At the community garden I manage, we talk a lot about fencing. Our recommendation there is 4 or 5 foot metal fencing, with wood or metal posts. We like the 1 inch grid, stainless fence with a 12 inch layer of chicken wire or poultry cloth at the bottom, 6 inches dug in and 6 inches above ground. The tall fence protects against human theft, the dug in wire protects against woodchucks and rabbits. We dislike any type of plastic fencing as its not a sustainable option. Plastic is damaged by mowers and gets scattered in the local environment. While a little bit here and there seems innocuous now, plastic is forever. If we let it accumulate, it won't be pretty later. Our main criterion for fencing recommendation is that they are safe for gardeners using the paths.

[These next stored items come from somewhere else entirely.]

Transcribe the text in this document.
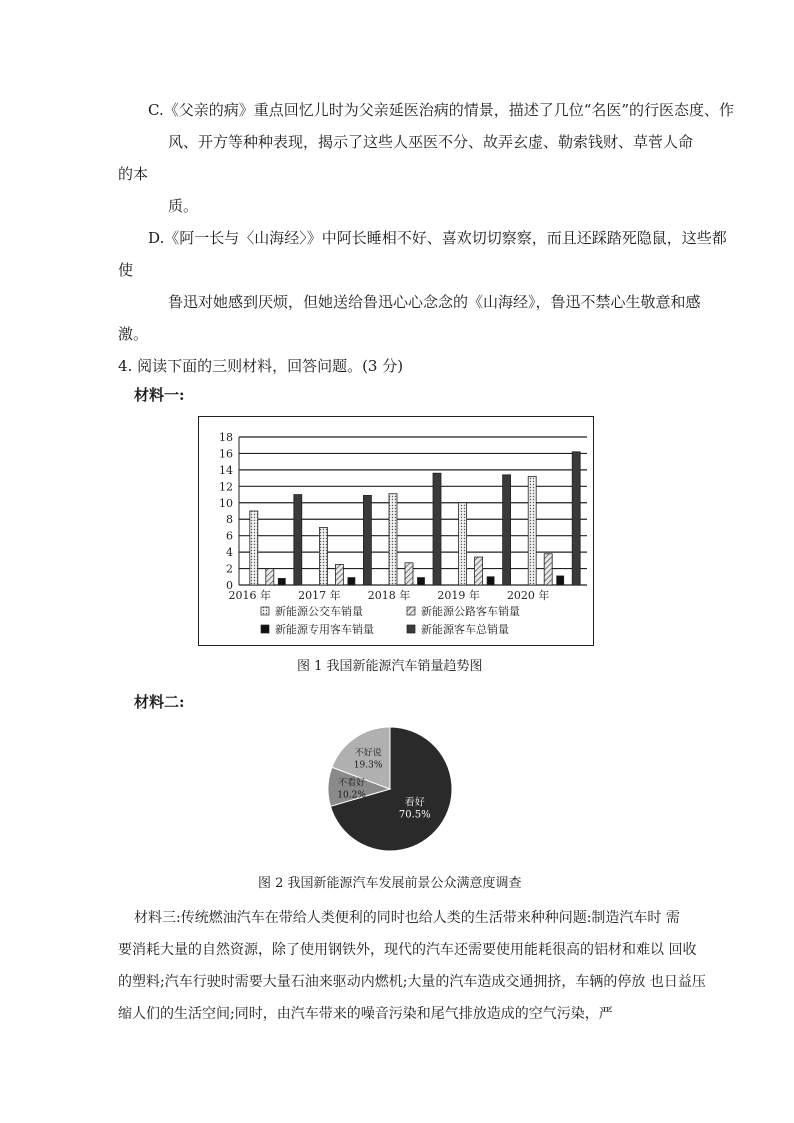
C.《父亲的病》重点回忆儿时为父亲延医治病的情景，描述了几位“名医”的行医态度、作
风、开方等种种表现，揭示了这些人巫医不分、故弄玄虚、勒索钱财、草菅人命
的本
质。
D.《阿一长与〈山海经〉》中阿长睡相不好、喜欢切切察察，而且还踩踏死隐鼠，这些都
使
鲁迅对她感到厌烦，但她送给鲁迅心心念念的《山海经》，鲁迅不禁心生敬意和感
激。
4. 阅读下面的三则材料，回答问题。(3 分)
材料一:
0
2
4
6
8
10
12
14
16
18
2016 年 2017 年 2018 年 2019 年 2020 年
新能源公交车销量	新能源公路客车销量
新能源专用客车销量	新能源客车总销量
图 1 我国新能源汽车销量趋势图
材料二:
看好
70.5%
不看好
10.2%
不好说
19.3%
图 2 我国新能源汽车发展前景公众满意度调查
材料三:传统燃油汽车在带给人类便利的同时也给人类的生活带来种种问题:制造汽车时 需
要消耗大量的自然资源，除了使用钢铁外，现代的汽车还需要使用能耗很高的铝材和难以 回收
的塑料;汽车行驶时需要大量石油来驱动内燃机;大量的汽车造成交通拥挤，车辆的停放 也日益压
缩人们的生活空间;同时，由汽车带来的噪音污染和尾气排放造成的空气污染，严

Secondary concerns are esthetic and environmental issues.
With my new home fence, I'll avoid plastic. Metal is more functional and long lasting. Over the long term, it degrades into an innocuous form and is a more sustainable choice.
We have a fantastic community farm near us and I've discovered they are a source for not only CSA meats, eggs and vegetables, but also for organic aged manure compost. Our plan to fill the new raised beds is to bring in local loam to fill beds within a couple inches of the top, then top off with local compost. I'll vary the amount of compost according to what I plan to plant: 1 inch of compost for root beds, 2 inches in beds for greens, at least 3-4 inches in beds for tomatoes, peppers, squashes, cucumbers and corn. I ordered a loam delivery for midweek, but we'll start bringing in compost this weekend.
I have specific varieties of fruit trees I'd like to grow: Honey Crisp and Golden Grimes apples, Contender peach and a pie cherry. It will be fun to see what we can find in local nurseries this weekend.
I have seed potatoes to go in this weekend. Yukon Gold, Kennebec Red, Burbank Russet, and Adironac Blues. Also, I'd like to transplant seedlings of lettuce and other greens. Its time to start seeds indoors for pumpkins and winter squashes.